A bench of Justices AK Sikri and Ashok Bhushan asked the counsel for Shia Waqf Board chairman Syed Waseem Rizvi to serve a copy of the petition to Additional Solicitor General Tushar Mehta to enable him file a reply on behalf of the Centre.
The Shia Waqf Board on April 17 moved the Supreme Court seeking a ban on hoisting of green flags with crescent and star at buildings and religious places, terming it "un-Islamic" and resembling the flags of a Pakistani political party.
Syed Waseem Rizvi, the chairman of Uttar Pradesh Shia Central Board of Waqfs, claimed in his plea that during his visit to Mumbai and other places in the country, he saw flags on several buildings and religious structures, which were allegedly a cause of tension between Hindu and Muslim communities.
The plea alleged that the flags hoisted resembled the flags of the Pakistan Muslim League, which belongs to the "enemy country".
It claimed that the crescent star flags in green colour owes its origins to the erstwhile political party, Muslim League, founded by Nawaz Waqar Ul-Malik and Mohammad Ali Jinnah in 1906, but in the present day, it was being used by Indian Muslims who were treating it as an Islamic flag.
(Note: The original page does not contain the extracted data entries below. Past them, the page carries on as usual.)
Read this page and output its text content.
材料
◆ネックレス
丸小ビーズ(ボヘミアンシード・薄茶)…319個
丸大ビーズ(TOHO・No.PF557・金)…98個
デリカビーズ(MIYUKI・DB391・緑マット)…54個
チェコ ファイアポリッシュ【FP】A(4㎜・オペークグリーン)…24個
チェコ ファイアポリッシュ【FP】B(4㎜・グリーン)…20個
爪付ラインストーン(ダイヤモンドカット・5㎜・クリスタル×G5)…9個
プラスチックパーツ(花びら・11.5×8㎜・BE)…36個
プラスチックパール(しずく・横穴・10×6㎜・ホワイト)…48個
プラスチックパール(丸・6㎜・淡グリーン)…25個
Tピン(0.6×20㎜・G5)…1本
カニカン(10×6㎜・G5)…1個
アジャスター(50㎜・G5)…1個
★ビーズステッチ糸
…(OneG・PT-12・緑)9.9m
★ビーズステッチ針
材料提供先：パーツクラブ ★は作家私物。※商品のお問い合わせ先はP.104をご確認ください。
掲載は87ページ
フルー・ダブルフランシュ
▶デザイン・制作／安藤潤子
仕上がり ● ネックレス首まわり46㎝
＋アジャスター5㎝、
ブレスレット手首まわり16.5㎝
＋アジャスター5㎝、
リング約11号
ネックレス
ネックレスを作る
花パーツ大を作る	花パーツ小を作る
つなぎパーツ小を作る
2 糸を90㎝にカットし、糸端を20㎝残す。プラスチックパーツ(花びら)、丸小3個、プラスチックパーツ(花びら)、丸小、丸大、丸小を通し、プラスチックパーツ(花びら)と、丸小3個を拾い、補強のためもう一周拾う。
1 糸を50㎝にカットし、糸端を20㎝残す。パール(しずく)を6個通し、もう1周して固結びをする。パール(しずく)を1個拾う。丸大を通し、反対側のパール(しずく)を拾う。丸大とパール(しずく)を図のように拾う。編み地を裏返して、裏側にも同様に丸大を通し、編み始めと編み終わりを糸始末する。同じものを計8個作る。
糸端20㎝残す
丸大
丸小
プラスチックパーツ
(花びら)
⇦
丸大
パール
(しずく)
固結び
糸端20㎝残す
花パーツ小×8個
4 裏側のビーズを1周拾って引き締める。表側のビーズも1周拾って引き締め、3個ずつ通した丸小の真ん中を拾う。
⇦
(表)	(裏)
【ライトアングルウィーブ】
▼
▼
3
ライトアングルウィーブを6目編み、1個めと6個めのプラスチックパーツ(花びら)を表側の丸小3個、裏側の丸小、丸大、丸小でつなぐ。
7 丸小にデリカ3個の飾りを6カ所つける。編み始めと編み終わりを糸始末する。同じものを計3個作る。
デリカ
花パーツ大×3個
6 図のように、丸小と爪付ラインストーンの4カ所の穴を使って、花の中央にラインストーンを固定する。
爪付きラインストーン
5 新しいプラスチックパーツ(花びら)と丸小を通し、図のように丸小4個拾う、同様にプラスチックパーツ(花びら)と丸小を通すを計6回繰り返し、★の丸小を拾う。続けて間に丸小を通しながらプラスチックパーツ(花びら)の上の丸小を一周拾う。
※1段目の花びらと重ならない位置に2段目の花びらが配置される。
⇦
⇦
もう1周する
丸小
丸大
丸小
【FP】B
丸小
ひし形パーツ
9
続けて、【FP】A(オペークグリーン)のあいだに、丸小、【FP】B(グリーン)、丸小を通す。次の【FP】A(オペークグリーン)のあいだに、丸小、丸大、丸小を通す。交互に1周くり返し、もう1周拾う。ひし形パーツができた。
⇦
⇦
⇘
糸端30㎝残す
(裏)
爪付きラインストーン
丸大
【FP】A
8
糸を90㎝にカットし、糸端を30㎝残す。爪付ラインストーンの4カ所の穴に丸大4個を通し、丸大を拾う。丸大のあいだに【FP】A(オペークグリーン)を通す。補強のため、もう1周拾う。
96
Such flags are being hoisted in Muslim-dominated areas with "utmost impunity", the plea said, claiming that the crescent and star in a green backdrop have never been part of any Islamic practice and does not have any role or significance in Islam.
It said that Pakistan, as an "enemy country", has been responsible for a series of terror attacks on our country and promoting and propagating cross border terrorism.
"Our country remains vulnerable to the hidden attacks by the Pakistani intelligence agencies through their militant network which is very active in our country", he claimed.
"Hoisting of enemy flags by persons under wrong belief that it is a religious flag, require immediate attention of the government agencies," it claimed.
Even the national flag of Pakistan, which was adopted in 1947, after its partition from India is a green field with a white crescent moon and five-rayed star at its center, and a vertical white stripe at the hoist side, which is based on the All-India Muslim League's flag.